[<prev] [next>] [<thread-prev] [thread-next>] [day] [month] [year] [list]
Message-ID: <20260210093659.2268056-1-Victoria.Votokina@kaspersky.com>
Date: Tue, 10 Feb 2026 12:36:59 +0300
From: Votokina Victoria <Victoria.Votokina@...persky.com>
To: <thinh.nguyen@...opsys.com>
CC: <Victoria.Votokina@...persky.com>, <gregkh@...uxfoundation.org>,
<linux-kernel@...r.kernel.org>, <linux-usb@...r.kernel.org>,
<lvc-project@...uxtesting.org>, <rogerq@...nel.org>
Subject: Re: [PATCH] usb: dwc3: am62: handle usb2_refclk enable failures
Thinh,
This was reported by static analysis (SVACE), not from a runtime
failure I could reproduce. The analyzer flagged that
clk_prepare_enable() return value is ignored in dwc3_ti_init().
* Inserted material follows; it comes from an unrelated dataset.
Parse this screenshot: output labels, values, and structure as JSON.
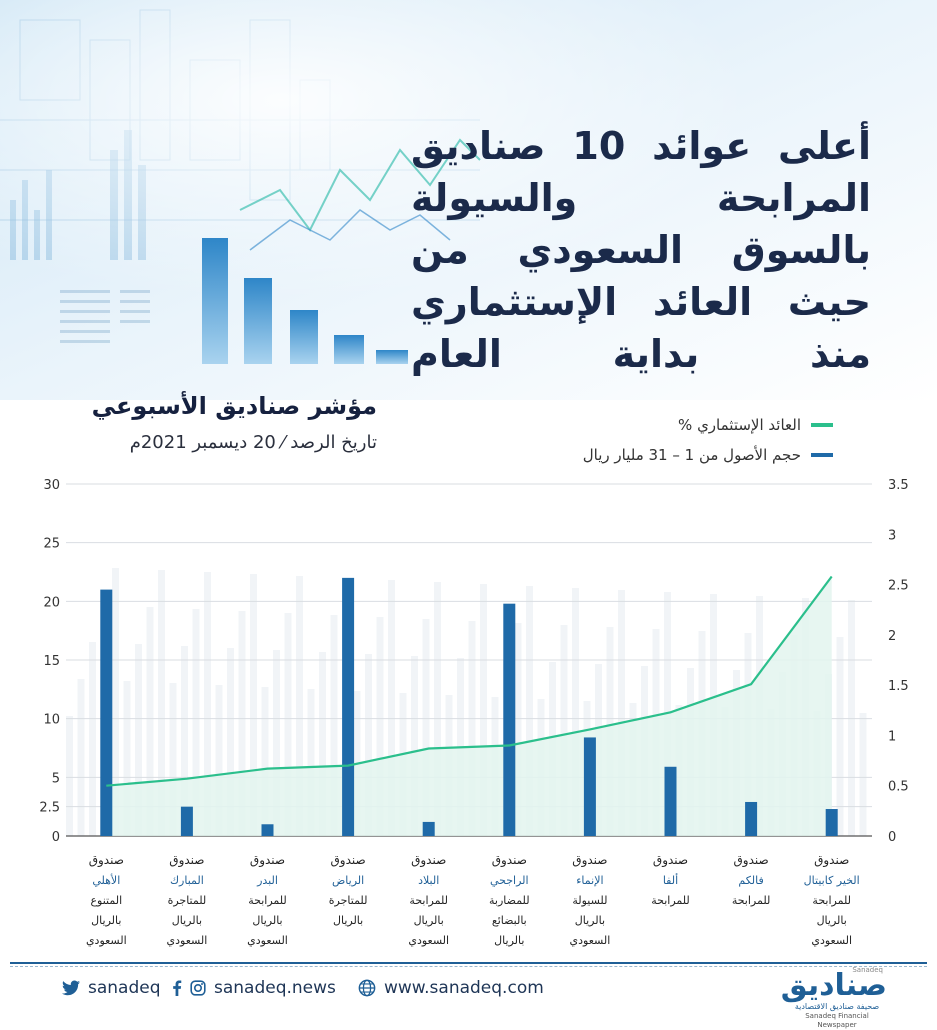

Since clk_prepare_enable() can legitimately fail (incl. -EPROBE_DEFER)
and the driver continues to touch controller/PHY registers afterwards,
this can lead to operating the IP in an undefined state.
Many drivers treat “enable clock failed” as a hard error/deferral
and bail out; that’s why the checker considers the pattern suspicious.
Regarding dwc3_ti_resume_common(): you’re right — returning
dwc3_ti_init() directly changes the current logic and is not correct
as-is. The intent was only to check and propagate the error from
dwc3_ti_init() when power/context was lost, while keeping the remaining
resume steps (e.g. wakeup handling) intact.
I’ll respin this so it becomes:
ret = dwc3_ti_init(am62); if (ret) return ret;
and then continue with the existing flow.
I also suggest enabling usb2_refclk before touching USBSS_DEBUG_CFG.
Accessing USBSS/DWC3 registers assumes the refclk is active;
if clk_prepare_enable() fails (e.g. -EPROBE_DEFER), returning early
avoids partially programming the block while clocks are off.
This follows the usual “clock first, registers second” ordering used
across drivers.
I tested compile/build only; I don’t have AM62 hardware to validate
runtime behavior. If you prefer, I can drop any changes beyond
return-value checking and keep the patch minimal.